News of the British fatalities came as American forces launched a massive pre-dawn operation in Taliban-controlled areas of Helmand.



One of the dead soldiers was serving with the 1st Battalion Welsh Guards, the other was a member of the 2nd Royal Tank Regiment.



A Ministry of Defence spokesman said the soldiers were killed while on Operation Panthers Claw near Lashkar Gah in central Helmand province.



Spokesman for Task Force Helmand, Lieutenant Colonel Nick Richardson, said: "The loss of these brave soldiers has hit us all very deeply; we grieve for them at this very sad time.



"Our thoughts and prayers are with their families, friends and colleagues who feel the greatest loss."



The MoD said the soldiers' next of kin had been informed and had asked for a 24 hour period of grace before further details were released.









Commenting on the casualties, Brigadier-General Eric Tremblay, spokesman for Nato's International Security Assistance Force (Isaf) in Afghanistan, said: "I wish to convey our most sincere sympathies to the family members and friends of these brave soldiers.
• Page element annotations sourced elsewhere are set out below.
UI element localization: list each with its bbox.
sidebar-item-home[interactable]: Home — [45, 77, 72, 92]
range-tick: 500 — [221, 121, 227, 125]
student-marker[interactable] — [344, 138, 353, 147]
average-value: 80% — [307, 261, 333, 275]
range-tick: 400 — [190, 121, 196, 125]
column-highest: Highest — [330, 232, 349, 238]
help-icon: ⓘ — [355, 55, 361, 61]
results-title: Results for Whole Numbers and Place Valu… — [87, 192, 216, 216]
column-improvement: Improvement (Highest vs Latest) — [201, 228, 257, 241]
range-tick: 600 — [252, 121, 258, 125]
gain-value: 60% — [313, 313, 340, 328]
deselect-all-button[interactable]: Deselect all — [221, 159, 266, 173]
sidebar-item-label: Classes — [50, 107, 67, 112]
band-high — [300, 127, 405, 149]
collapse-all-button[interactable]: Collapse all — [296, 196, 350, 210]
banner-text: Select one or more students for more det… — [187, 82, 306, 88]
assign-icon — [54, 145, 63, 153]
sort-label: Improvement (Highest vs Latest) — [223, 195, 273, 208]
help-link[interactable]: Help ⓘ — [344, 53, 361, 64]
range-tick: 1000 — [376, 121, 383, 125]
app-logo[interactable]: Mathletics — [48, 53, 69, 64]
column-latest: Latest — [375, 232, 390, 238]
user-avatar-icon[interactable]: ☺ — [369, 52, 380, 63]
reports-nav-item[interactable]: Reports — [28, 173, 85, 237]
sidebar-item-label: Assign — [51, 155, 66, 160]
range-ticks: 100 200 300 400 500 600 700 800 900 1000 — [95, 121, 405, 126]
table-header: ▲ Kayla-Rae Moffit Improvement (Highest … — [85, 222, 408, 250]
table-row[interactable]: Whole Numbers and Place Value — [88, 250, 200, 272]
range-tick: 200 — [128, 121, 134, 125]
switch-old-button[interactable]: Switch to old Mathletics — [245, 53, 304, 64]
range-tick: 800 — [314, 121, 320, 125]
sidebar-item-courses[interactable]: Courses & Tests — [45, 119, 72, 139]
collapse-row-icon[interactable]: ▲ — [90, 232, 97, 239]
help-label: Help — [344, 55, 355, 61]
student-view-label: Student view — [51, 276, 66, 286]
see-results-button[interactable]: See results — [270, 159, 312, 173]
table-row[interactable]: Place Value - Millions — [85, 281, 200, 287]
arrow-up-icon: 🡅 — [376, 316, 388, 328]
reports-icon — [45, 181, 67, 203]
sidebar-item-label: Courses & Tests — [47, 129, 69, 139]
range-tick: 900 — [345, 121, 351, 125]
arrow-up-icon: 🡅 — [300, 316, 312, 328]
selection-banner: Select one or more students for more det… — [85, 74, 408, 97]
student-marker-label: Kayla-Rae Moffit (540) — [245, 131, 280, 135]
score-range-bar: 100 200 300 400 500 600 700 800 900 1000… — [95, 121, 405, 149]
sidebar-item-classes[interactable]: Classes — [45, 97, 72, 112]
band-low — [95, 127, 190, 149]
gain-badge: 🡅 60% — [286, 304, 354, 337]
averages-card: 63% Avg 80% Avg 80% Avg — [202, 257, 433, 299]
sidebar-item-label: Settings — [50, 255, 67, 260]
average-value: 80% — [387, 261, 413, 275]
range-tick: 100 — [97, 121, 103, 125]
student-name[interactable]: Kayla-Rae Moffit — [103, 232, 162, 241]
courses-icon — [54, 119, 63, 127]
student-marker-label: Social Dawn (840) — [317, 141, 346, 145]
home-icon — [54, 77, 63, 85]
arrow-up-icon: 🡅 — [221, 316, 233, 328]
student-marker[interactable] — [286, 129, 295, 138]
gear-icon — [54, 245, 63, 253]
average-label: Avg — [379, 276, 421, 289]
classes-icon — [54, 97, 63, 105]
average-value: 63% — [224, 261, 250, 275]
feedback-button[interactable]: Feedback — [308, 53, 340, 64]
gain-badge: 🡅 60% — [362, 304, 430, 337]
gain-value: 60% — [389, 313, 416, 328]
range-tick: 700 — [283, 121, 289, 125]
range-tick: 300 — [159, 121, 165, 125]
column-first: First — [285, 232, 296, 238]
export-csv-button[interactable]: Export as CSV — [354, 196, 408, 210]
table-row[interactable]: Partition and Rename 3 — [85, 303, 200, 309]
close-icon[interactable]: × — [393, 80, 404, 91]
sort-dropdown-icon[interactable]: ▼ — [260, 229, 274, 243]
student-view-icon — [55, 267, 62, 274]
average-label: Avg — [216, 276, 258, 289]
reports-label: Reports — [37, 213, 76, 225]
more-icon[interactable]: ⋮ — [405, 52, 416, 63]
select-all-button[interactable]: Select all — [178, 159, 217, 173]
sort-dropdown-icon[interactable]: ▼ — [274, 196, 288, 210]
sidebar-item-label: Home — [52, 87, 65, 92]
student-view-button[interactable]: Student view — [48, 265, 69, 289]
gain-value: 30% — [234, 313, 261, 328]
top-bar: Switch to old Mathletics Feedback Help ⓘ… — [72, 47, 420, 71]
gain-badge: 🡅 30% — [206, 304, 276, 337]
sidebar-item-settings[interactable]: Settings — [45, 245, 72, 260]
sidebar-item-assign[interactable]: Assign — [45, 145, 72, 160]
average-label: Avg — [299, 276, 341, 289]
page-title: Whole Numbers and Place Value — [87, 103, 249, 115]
"Our thoughts and prayers are with them in this most difficult time.



"Isaf's efforts are dangerous and difficult but we are committed to helping build a safe and prosperous Afghanistan and we will succeed in this endeavour."



The deaths took the number of UK servicemen and women who have died in Afghanistan since the start of operations in October 2001 to 171.



Today's US operation in Helmand involved nearly 4,000 newly-arrived US Marines and 650 Afghan troops.



The operation - named Khanjar, or Strike of the Sword - is aimed at clearing insurgents from the region ahead of Afghanistan's presidential election in August.



It follows the British assault, Operation Panthers Claw, launched to drive the Taliban out of strongholds in and around Babaji, north of Lashkar Gah in Helmand.



Some 350 troops from the Black Watch, 3rd Battalion The Royal Regiment of Scotland, launched the attack on June 19 in one of the UK military's biggest co-ordinated air operations of modern times.



The bulk of the 9,000 British servicemen and women in Afghanistan - including around 700 personnel sent out to provide extra security in the run-up to the election - are stationed in Helmand.



Limited numbers of American forces have been operating in Helmand for some time, including around the town of Now Zad.



But in recent months they have been bolstered by around 10,000 extra troops as part of US President Barack Obama's military surge in Afghanistan.



Senior British officers acknowledge UK forces are stretched in Helmand but say they are not being "bailed out" by the Americans.



They point out that the new US troops have moved into remoter parts of Helmand, while the British retain responsibility for the more densely-populated central and eastern areas.